Well, cool until I almost passed out underneath a loaded barbell! I didn't fuel my body properly. I was getting poor nutrition advice from a women's magazine. That's when I decided to learn bout nutrition on my own starting with Nutrition for Dummies. I still have that book!
"I didn't fuel my body properly. I was getting poor nutrition advice from a women's magazine. "
J- What is your overall approach in consulting with clients? How do macros play a role in this approach?
My overall approach includes getting to really know a person's history with food and dieting. I need to know what kind of mindset someone has before I begin planning the intervention. I focus on three main components: Nutrition Behaviors, Nutrition Portions, and Nutrition Choices.
Nutrition Behaviors are what I spend the most amount of time working with clients on. Even though a lot of them initially jus want a list of yes foods and no foods, I don't subscribe to that.
Yes, of course, choices do matter but it's usually the lowest ticket item. We need to figure out why we need to nourish our body a certain way - whether it's over or under eating, behaviors are what make the biggest impact on our nutrition status.
Next is nutrition portions and this is really where MacroKitchen helps. When I do a full nutrition assessment, I can then calculate what I call a macronutrient prescription and then divide their daily needs into the number of meals theyre usually eating each day. We break up the macros evenly and then go from there.
J- I think two challenges that professionals and meal planning enthusiasts face are knowing how to split up their daily macros for the day, and, in relation, how to apportion their macros!
How would you approach, in a general sense, splitting up macros throughout the day, and what affects the timing of their macros?
Generally, I recommend splitting them up evenly at first. I do this because 1) its usually the easier way to start meal planning and then also because then we can change just 1 variable at a time. For example, if someone is really hungry by 4 o'clock then I know they probably need more fats or protein in the beginning of the day so we can shift foods and portion sizes around to adjust for fluctuating hunger levels.
The other general recommendation is to orient carbohydrates around the highest activity burst of the day. For my clients that's usually the workout or personal training session. It's ideal because it gives them the primary fuel source (carbohydrates) when they're doing high intensity workouts.
Fats and fiber slow down our motility so usually keeping them farther away from workouts feels better on the GI system.

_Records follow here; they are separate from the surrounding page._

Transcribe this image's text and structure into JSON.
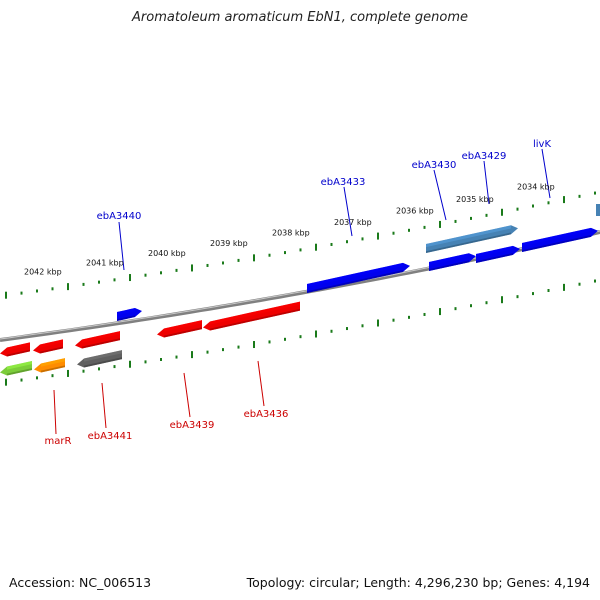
{
  "title": "Aromatoleum aromaticum EbN1, complete genome",
  "footer": {
    "accession": "Accession: NC_006513",
    "summary": "Topology: circular; Length: 4,296,230 bp; Genes: 4,194"
  },
  "colors": {
    "backbone": "#808080",
    "ticks": "#1a7a1a",
    "forward_label": "#0000cc",
    "reverse_label": "#cc0000",
    "gene_blue": "#0000ee",
    "gene_steel": "#4682b4",
    "gene_red": "#ee0000",
    "gene_gray": "#606060",
    "gene_orange": "#ff8c00",
    "gene_lime": "#7ccd3a"
  },
  "scale_labels": [
    "2042 kbp",
    "2041 kbp",
    "2040 kbp",
    "2039 kbp",
    "2038 kbp",
    "2037 kbp",
    "2036 kbp",
    "2035 kbp",
    "2034 kbp"
  ],
  "forward_genes": [
    {
      "label": "ebA3440",
      "color": "blue"
    },
    {
      "label": "",
      "color": "blue"
    },
    {
      "label": "ebA3433",
      "color": "blue"
    },
    {
      "label": "ebA3430",
      "color": "steel"
    },
    {
      "label": "",
      "color": "blue"
    },
    {
      "label": "ebA3429",
      "color": "blue"
    },
    {
      "label": "livK",
      "color": "blue"
    },
    {
      "label": "",
      "color": "blue"
    },
    {
      "label": "",
      "color": "steel"
    }
  ],
  "reverse_genes": [
    {
      "label": "",
      "color": "red"
    },
    {
      "label": "",
      "color": "red"
    },
    {
      "label": "ebA3441",
      "color": "red"
    },
    {
      "label": "ebA3439",
      "color": "red"
    },
    {
      "label": "ebA3436",
      "color": "red"
    },
    {
      "label": "",
      "color": "lime"
    },
    {
      "label": "marR",
      "color": "orange"
    },
    {
      "label": "",
      "color": "gray"
    }
  ]
}
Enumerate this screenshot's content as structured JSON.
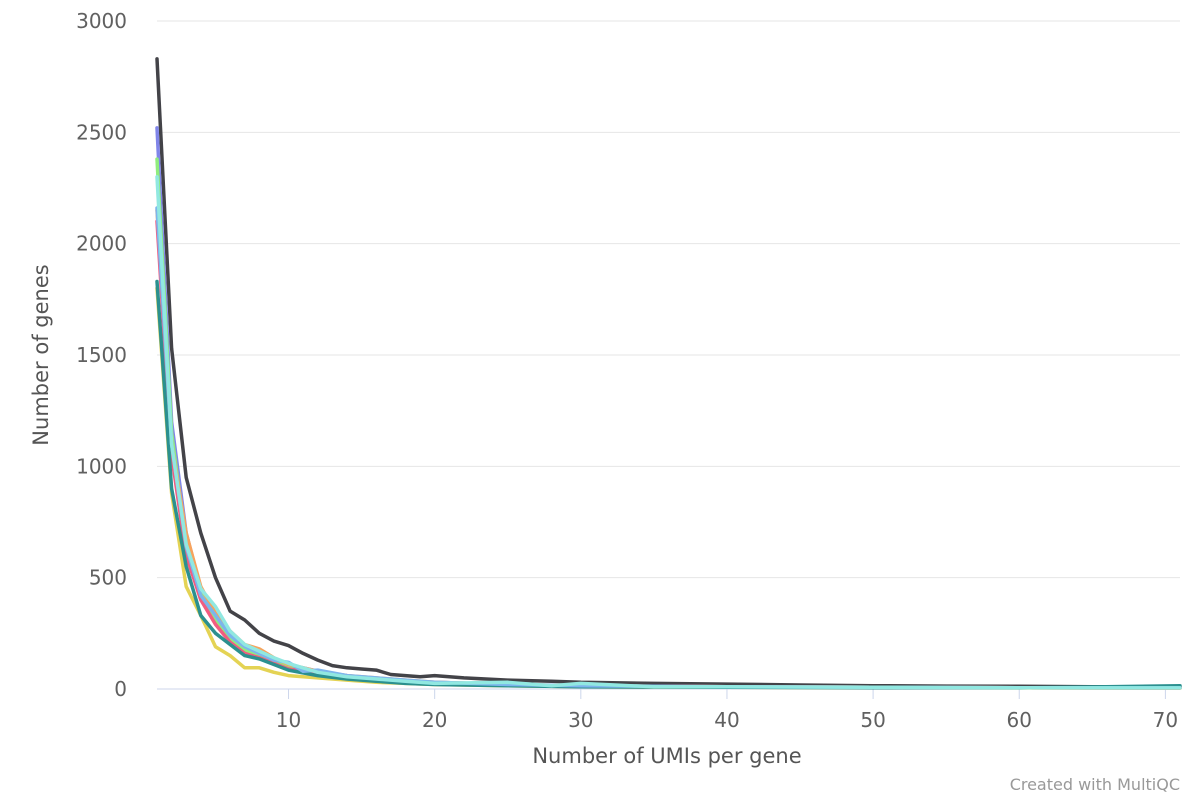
{
  "credit": "Created with MultiQC",
  "chart_data": {
    "type": "line",
    "title": "",
    "xlabel": "Number of UMIs per gene",
    "ylabel": "Number of genes",
    "xlim": [
      1,
      71
    ],
    "ylim": [
      0,
      3000
    ],
    "x_ticks": [
      10,
      20,
      30,
      40,
      50,
      60,
      70
    ],
    "y_ticks": [
      0,
      500,
      1000,
      1500,
      2000,
      2500,
      3000
    ],
    "grid": true,
    "legend": "none",
    "series": [
      {
        "color": "#434348",
        "points": [
          [
            1,
            2830
          ],
          [
            2,
            1530
          ],
          [
            3,
            950
          ],
          [
            4,
            700
          ],
          [
            5,
            500
          ],
          [
            6,
            350
          ],
          [
            7,
            310
          ],
          [
            8,
            250
          ],
          [
            9,
            215
          ],
          [
            10,
            195
          ],
          [
            11,
            160
          ],
          [
            12,
            130
          ],
          [
            13,
            105
          ],
          [
            14,
            95
          ],
          [
            15,
            90
          ],
          [
            16,
            85
          ],
          [
            17,
            65
          ],
          [
            18,
            60
          ],
          [
            19,
            55
          ],
          [
            20,
            60
          ],
          [
            22,
            50
          ],
          [
            25,
            40
          ],
          [
            28,
            35
          ],
          [
            30,
            30
          ],
          [
            35,
            25
          ],
          [
            40,
            22
          ],
          [
            45,
            18
          ],
          [
            50,
            15
          ],
          [
            55,
            13
          ],
          [
            60,
            12
          ],
          [
            65,
            10
          ],
          [
            71,
            10
          ]
        ]
      },
      {
        "color": "#8085e9",
        "points": [
          [
            1,
            2520
          ],
          [
            2,
            1200
          ],
          [
            3,
            700
          ],
          [
            4,
            450
          ],
          [
            5,
            330
          ],
          [
            6,
            250
          ],
          [
            7,
            190
          ],
          [
            8,
            160
          ],
          [
            9,
            130
          ],
          [
            10,
            110
          ],
          [
            12,
            80
          ],
          [
            14,
            60
          ],
          [
            16,
            45
          ],
          [
            18,
            35
          ],
          [
            20,
            30
          ],
          [
            25,
            20
          ],
          [
            30,
            15
          ],
          [
            40,
            10
          ],
          [
            50,
            8
          ],
          [
            60,
            6
          ],
          [
            71,
            5
          ]
        ]
      },
      {
        "color": "#90ed7d",
        "points": [
          [
            1,
            2380
          ],
          [
            2,
            1150
          ],
          [
            3,
            650
          ],
          [
            4,
            430
          ],
          [
            5,
            310
          ],
          [
            6,
            230
          ],
          [
            7,
            175
          ],
          [
            8,
            150
          ],
          [
            9,
            125
          ],
          [
            10,
            100
          ],
          [
            12,
            75
          ],
          [
            14,
            55
          ],
          [
            16,
            45
          ],
          [
            18,
            35
          ],
          [
            20,
            28
          ],
          [
            25,
            18
          ],
          [
            30,
            14
          ],
          [
            40,
            10
          ],
          [
            50,
            8
          ],
          [
            60,
            6
          ],
          [
            71,
            5
          ]
        ]
      },
      {
        "color": "#f7a35c",
        "points": [
          [
            1,
            2150
          ],
          [
            2,
            1100
          ],
          [
            3,
            700
          ],
          [
            4,
            460
          ],
          [
            5,
            340
          ],
          [
            6,
            260
          ],
          [
            7,
            200
          ],
          [
            8,
            180
          ],
          [
            9,
            140
          ],
          [
            10,
            110
          ],
          [
            12,
            80
          ],
          [
            14,
            60
          ],
          [
            16,
            50
          ],
          [
            18,
            40
          ],
          [
            20,
            30
          ],
          [
            25,
            20
          ],
          [
            30,
            15
          ],
          [
            40,
            10
          ],
          [
            50,
            8
          ],
          [
            60,
            6
          ],
          [
            71,
            5
          ]
        ]
      },
      {
        "color": "#e4d354",
        "points": [
          [
            1,
            1800
          ],
          [
            2,
            880
          ],
          [
            3,
            460
          ],
          [
            4,
            330
          ],
          [
            5,
            190
          ],
          [
            6,
            150
          ],
          [
            7,
            95
          ],
          [
            8,
            95
          ],
          [
            9,
            75
          ],
          [
            10,
            60
          ],
          [
            12,
            50
          ],
          [
            14,
            40
          ],
          [
            16,
            30
          ],
          [
            18,
            25
          ],
          [
            20,
            20
          ],
          [
            25,
            15
          ],
          [
            30,
            10
          ],
          [
            40,
            8
          ],
          [
            50,
            6
          ],
          [
            60,
            5
          ],
          [
            71,
            4
          ]
        ]
      },
      {
        "color": "#f15c80",
        "points": [
          [
            1,
            2100
          ],
          [
            2,
            1050
          ],
          [
            3,
            600
          ],
          [
            4,
            400
          ],
          [
            5,
            290
          ],
          [
            6,
            210
          ],
          [
            7,
            160
          ],
          [
            8,
            140
          ],
          [
            9,
            115
          ],
          [
            10,
            90
          ],
          [
            12,
            70
          ],
          [
            14,
            55
          ],
          [
            16,
            45
          ],
          [
            18,
            35
          ],
          [
            20,
            28
          ],
          [
            25,
            18
          ],
          [
            30,
            14
          ],
          [
            40,
            10
          ],
          [
            50,
            8
          ],
          [
            60,
            6
          ],
          [
            71,
            5
          ]
        ]
      },
      {
        "color": "#2b908f",
        "points": [
          [
            1,
            1830
          ],
          [
            2,
            900
          ],
          [
            3,
            550
          ],
          [
            4,
            330
          ],
          [
            5,
            250
          ],
          [
            6,
            200
          ],
          [
            7,
            150
          ],
          [
            8,
            135
          ],
          [
            9,
            110
          ],
          [
            10,
            85
          ],
          [
            12,
            60
          ],
          [
            14,
            45
          ],
          [
            16,
            35
          ],
          [
            18,
            25
          ],
          [
            20,
            20
          ],
          [
            25,
            15
          ],
          [
            30,
            10
          ],
          [
            40,
            8
          ],
          [
            50,
            6
          ],
          [
            60,
            5
          ],
          [
            71,
            15
          ]
        ]
      },
      {
        "color": "#7cb5ec",
        "points": [
          [
            1,
            2160
          ],
          [
            2,
            1100
          ],
          [
            3,
            640
          ],
          [
            4,
            420
          ],
          [
            5,
            330
          ],
          [
            6,
            240
          ],
          [
            7,
            190
          ],
          [
            8,
            160
          ],
          [
            9,
            130
          ],
          [
            10,
            120
          ],
          [
            11,
            80
          ],
          [
            12,
            85
          ],
          [
            14,
            60
          ],
          [
            16,
            50
          ],
          [
            18,
            40
          ],
          [
            20,
            30
          ],
          [
            25,
            20
          ],
          [
            30,
            15
          ],
          [
            40,
            10
          ],
          [
            50,
            8
          ],
          [
            60,
            6
          ],
          [
            71,
            5
          ]
        ]
      },
      {
        "color": "#91e8e1",
        "points": [
          [
            1,
            2300
          ],
          [
            2,
            1100
          ],
          [
            3,
            650
          ],
          [
            4,
            450
          ],
          [
            5,
            370
          ],
          [
            6,
            260
          ],
          [
            7,
            200
          ],
          [
            8,
            170
          ],
          [
            9,
            140
          ],
          [
            10,
            115
          ],
          [
            12,
            75
          ],
          [
            14,
            55
          ],
          [
            16,
            45
          ],
          [
            18,
            35
          ],
          [
            20,
            25
          ],
          [
            25,
            30
          ],
          [
            28,
            15
          ],
          [
            30,
            25
          ],
          [
            35,
            10
          ],
          [
            40,
            10
          ],
          [
            50,
            8
          ],
          [
            60,
            6
          ],
          [
            71,
            5
          ]
        ]
      }
    ]
  }
}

J- As far as fitness is concerned, how would you approach macros for endurance type exercise vs weightlifting?
My endurance athletes need to prioritize carbohydrates to fuel and recover from their training sessions. Weight lifters are using a lot of carbohydrates for fuel as well, but only during the actual explosive movements.
At the end of the day, the caloric needs are higher in my endurance athletes than weight lifters so they tend to have higher carbohydrate requirements to make up the remaining amount of calories.
J- How would you advise someone that works out very early and has trouble getting it the carbs/protein needed before or after their workout?
It's always a good idea to try to have some type of fuel before a workout. You can't pour from an empty glass.
Yes, our bodies will go to some extremes and fasted cardio is popular, but a lot of its popularity is derived from the fact that when you wake up and go its a lot easier to get stuff done. If you wake up, eat breakfast, you might not want to go get your workout on.
I recommended Fuel for Fire to a client and she PR'ed that week. I feel like that anecdote says a lot.
J- How do you typically meal plan for your clients once you have their macro breakdowns per meal?
I search for recipes on MacroKitchen.com! Its such an easy tool to navigate. Once I find the recipes, I copy and paste the ingredients into an app (Nutritionix). From there I can send the recipe so it's easy for clients to log.